4. Retirement benefits are inadequate
Unless supplemented by personal savings, many employees are likely to find their benefit plans cannot deliver sufficient retirement income to ensure a comfortable retirement at the age the employee might expect.
5. More companies choose for global governance
There is a pronounced trend toward more global corporate oversight of benefit programmes. “We are seeing more companies conduct global benefits inventories and analyses of where the plans are – or are not – in compliance or competitive,” said Mr. Archibald. “This is true of health-related benefits as well.”
Health and welfare challenges
6. Employee expectations for state-of-art care conflict with costs
Health care costs continue to outpace inflation in many countries. Aging populations, health risks, new technologies and pharmaceuticals, consumer demand and continuing system inefficiencies are among the driving forces. Exacerbating the situation, governments are trying to shift costs away from state-sponsored plans to the private sector.

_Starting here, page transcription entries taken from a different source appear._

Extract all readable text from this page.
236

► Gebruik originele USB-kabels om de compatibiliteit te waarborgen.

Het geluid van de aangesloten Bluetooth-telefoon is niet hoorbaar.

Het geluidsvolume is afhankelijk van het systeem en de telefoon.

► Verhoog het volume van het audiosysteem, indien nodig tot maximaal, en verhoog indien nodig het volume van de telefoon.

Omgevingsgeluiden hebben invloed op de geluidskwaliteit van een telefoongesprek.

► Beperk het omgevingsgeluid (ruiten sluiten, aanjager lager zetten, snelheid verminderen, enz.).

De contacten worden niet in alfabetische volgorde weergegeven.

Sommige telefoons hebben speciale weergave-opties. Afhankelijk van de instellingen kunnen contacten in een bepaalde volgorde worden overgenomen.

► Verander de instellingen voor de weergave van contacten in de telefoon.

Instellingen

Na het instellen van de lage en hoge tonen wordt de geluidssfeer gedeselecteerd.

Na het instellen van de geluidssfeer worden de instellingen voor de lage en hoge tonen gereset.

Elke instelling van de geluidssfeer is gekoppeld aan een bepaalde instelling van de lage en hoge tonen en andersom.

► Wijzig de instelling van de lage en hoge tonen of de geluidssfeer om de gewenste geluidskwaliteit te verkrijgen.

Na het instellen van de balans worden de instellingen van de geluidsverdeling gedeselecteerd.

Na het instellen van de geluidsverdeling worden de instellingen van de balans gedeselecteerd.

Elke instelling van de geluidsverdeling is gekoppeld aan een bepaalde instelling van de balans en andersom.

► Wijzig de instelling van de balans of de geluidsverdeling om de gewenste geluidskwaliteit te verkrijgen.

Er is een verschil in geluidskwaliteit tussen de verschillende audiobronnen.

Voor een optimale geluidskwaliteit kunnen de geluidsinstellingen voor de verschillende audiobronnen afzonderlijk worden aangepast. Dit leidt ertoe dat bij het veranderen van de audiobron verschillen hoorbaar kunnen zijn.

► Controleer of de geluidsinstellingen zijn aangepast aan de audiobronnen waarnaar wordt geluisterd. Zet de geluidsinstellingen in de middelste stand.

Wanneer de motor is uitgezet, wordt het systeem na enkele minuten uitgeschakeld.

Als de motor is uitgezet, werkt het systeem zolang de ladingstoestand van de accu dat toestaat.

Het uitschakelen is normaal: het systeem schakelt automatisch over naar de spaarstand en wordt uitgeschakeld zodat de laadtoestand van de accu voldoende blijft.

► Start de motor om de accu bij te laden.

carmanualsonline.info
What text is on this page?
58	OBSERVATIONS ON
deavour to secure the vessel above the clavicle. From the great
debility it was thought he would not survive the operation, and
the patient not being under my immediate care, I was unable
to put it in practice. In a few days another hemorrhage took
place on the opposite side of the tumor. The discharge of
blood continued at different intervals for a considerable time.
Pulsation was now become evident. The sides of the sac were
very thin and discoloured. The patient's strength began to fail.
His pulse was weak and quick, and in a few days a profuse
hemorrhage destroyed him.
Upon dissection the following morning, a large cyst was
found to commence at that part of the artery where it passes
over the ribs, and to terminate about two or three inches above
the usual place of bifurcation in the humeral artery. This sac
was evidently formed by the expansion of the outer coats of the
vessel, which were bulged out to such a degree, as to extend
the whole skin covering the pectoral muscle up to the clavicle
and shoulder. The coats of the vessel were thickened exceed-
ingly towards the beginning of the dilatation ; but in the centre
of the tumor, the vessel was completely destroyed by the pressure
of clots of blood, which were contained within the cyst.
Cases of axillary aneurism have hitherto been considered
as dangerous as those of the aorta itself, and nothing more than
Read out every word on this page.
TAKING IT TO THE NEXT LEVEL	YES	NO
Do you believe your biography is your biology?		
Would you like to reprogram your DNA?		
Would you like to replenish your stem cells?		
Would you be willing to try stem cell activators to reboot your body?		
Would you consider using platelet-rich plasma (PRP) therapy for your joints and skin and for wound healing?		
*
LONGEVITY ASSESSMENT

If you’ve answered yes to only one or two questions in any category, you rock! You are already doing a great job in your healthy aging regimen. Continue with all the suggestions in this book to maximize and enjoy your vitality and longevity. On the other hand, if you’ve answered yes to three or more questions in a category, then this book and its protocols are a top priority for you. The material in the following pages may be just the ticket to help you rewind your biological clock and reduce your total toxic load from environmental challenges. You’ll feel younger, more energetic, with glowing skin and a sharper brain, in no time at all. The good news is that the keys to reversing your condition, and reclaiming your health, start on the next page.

“Health and benefit costs are likely to increase due to higher-than-average stress levels and high utilisation of discretionary health services by employees who are being laid off,” said Linda Havlin, global leader for health and benefits research. “Compounding those increases will be efforts by insurers to recoup investment losses and improve their profitability.”
7. Differing needs require different approaches
Another issue is that workers differ on the value of individual benefits, depending upon their age and personal circumstances. Companies are using flex benefits and total rewards programmes to address these different preferences. Young employees often prefer lifestyle/life event-based benefits, resulting in the rapid growth of flex programmes, particularly in emerging markets. Companies continue to emphasise, however, the value of benefits as part of the overall remuneration or “total rewards” package.
8. Healthcare budgets strained as lifestyle diseasesincrease
Some infectious diseases, eliminated in many developed economies, are still realties in the recruitment pools in emerging markets and are re-emerging in some developed economies (e.g. Italy). Chronic/psychological conditions such as diabetes, stress, obesity are also increasing. More companies are implementing programmes to keep employees well and productive as well as reconsidering health plans that exclude chronic diseases and implementing measures to control the underlying disease profiles that drive health benefit usage and cost.
9. Employers must increase awareness of liabilities
The survey shows that understanding and managing how changing health risks can affect employer liabilities is essential but often overlooked. Most multinational employers provide health benefits to their employees, but few understand the health risks or the implications for employees and their productivity. Employers also need to be clear about the potential liabilities hidden within these benefit promises and programmes.
10. Global tracking and governance needed
Tracking global health benefit costs and ensuring good governance of programmes worldwide is a necessary process but remains a challenge for most employers.
“More employers are establishing global guiding principles for the design, placement and management of their employee health and benefit programmes,” says Mercer’s Robyn Cameron. “Having such policies in place, and processes to support them, can help ensure appropriate decision making and information flows, and an appropriate balance between local-country and global considerations.”